I respectfully argue it should be possible to have it both ways.

A couple of years ago Maggie and I recorded Vivid black and Nomad in Ben Thomas’s home studio and the idea of a whole album began to take shape. Finally Maggie found two days in May 2019 to visit me in Kent, where we recorded the remaining tracks. The result is What are we?, named for Maggie’s remark after we’d captured a passage of free improvisation, for which she is, of course, renowned. Here are some comments on the songs. There’s a track list and a page of lyrics  here

What are we, (continued) and (concluded) represent three different moods. I’m not a natural free improviser, but through my friendship with Maggie, I’m slowly learning to overcome my inhibitions. This has certainly benefitted my intrinsically buttoned-up approach to music (and life, for that matter).

Vivid black is Maggie’s celebration of darkness. This is mirrored in the later track, You, darkness, a setting of Rilke’s beautiful poem. Here’s a video of Vivid black:

Together with Pete Stacey, Maggie and I have occasionally performed as the trio Ouroboros. We once played a kind of ‘pass the parcel’ game where we each in turn suggested a chord and finally took the sequence of  changes away and composed three melodies based on these harmonies. Maggie’s effort was a setting of Ouroboros, lines by the prophetic satirist George Wither (1588-1667). Ouroboros, the alchemical symbol of the serpent that consumes its own tail, is Pete Stacey’s description of my fondness for writing songs that endlessly loop back to the beginning instead of ending with a final cadence.

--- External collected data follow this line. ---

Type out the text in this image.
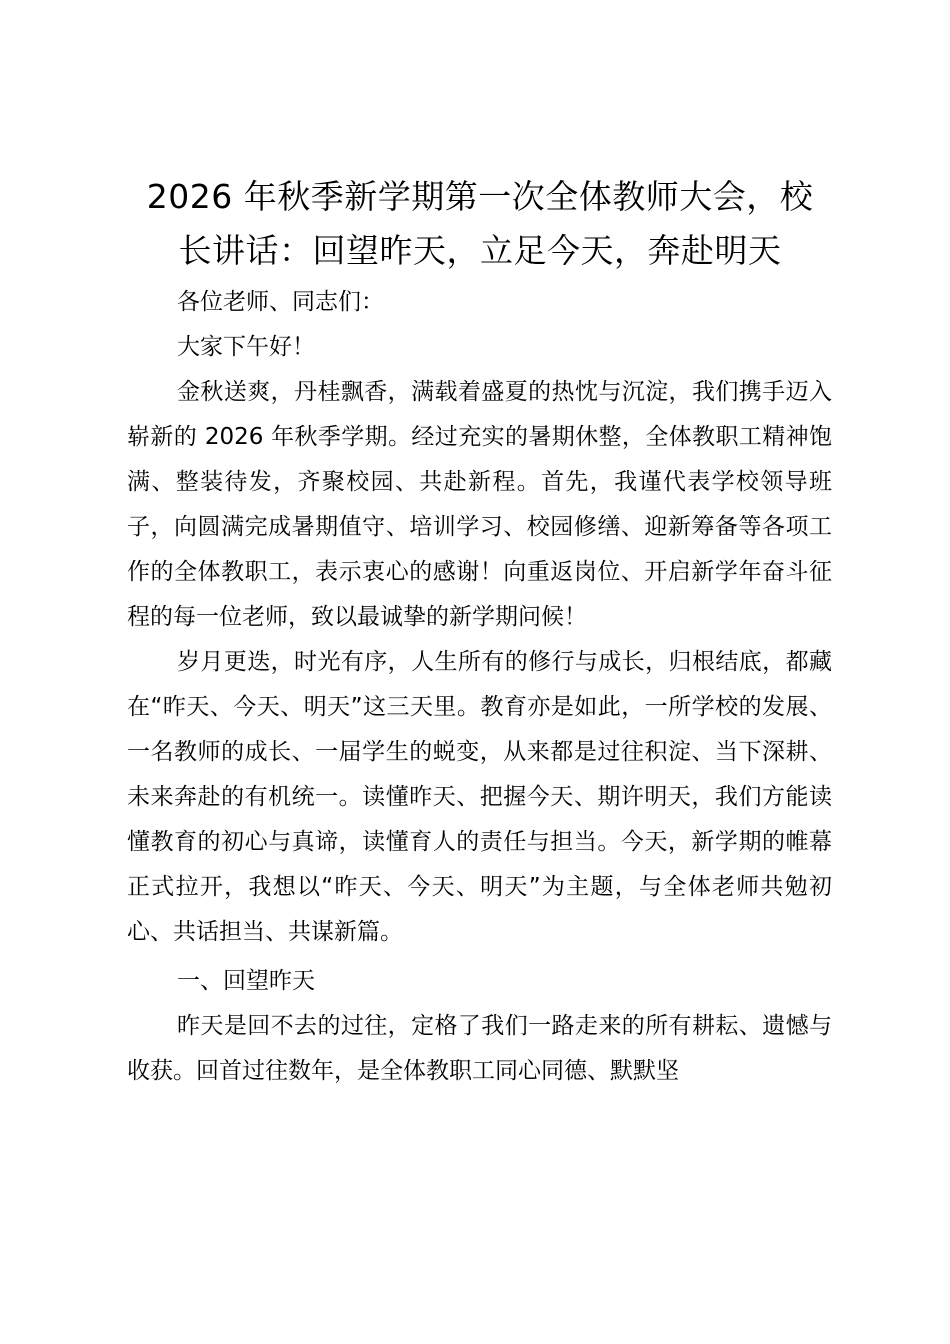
2026 年秋季新学期第一次全体教师大会，校
长讲话：回望昨天，立足今天，奔赴明天

各位老师、同志们：

大家下午好！

金秋送爽，丹桂飘香，满载着盛夏的热忱与沉淀，我们携手迈入崭新的 2026 年秋季学期。经过充实的暑期休整，全体教职工精神饱满、整装待发，齐聚校园、共赴新程。首先，我谨代表学校领导班子，向圆满完成暑期值守、培训学习、校园修缮、迎新筹备等各项工作的全体教职工，表示衷心的感谢！向重返岗位、开启新学年奋斗征程的每一位老师，致以最诚挚的新学期问候！

岁月更迭，时光有序，人生所有的修行与成长，归根结底，都藏在“昨天、今天、明天”这三天里。教育亦是如此，一所学校的发展、一名教师的成长、一届学生的蜕变，从来都是过往积淀、当下深耕、未来奔赴的有机统一。读懂昨天、把握今天、期许明天，我们方能读懂教育的初心与真谛，读懂育人的责任与担当。今天，新学期的帷幕正式拉开，我想以“昨天、今天、明天”为主题，与全体老师共勉初心、共话担当、共谋新篇。

一、回望昨天

昨天是回不去的过往，定格了我们一路走来的所有耕耘、遗憾与收获。回首过往数年，是全体教职工同心同德、默默坚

Been here before is concerned with epiphanies, those moments of mysterious resonance that come upon us for no particular reason. I’ve arranged it as a mash-up with an old tune of mine from the nineties, Larry, you’re unbelievable.

Maggie’s Fierce and tender is the nearest we come to a blues, musically and lyrically.

Pale creatures is a song I wrote many years ago to reflect the subject of my scientific research, which concerned studies of ageing and lifespan. I’ve used the notation and lyrics as a chapter introduction in my 2016 book Senescence.

Finally, there’s The Honest Miller. This, too, arose from the subject of a couple of books that I wrote, in which I’ve given accounts of human history from the perspective of food and agriculture. Just about all the performances I’ve been involved in throughout my musical life have been essentially chamber music in scope. Here I decided to go for something symphonic in scale. I’m not sure whether it’s a success, but it certainly makes a grand noise and goes on for ages.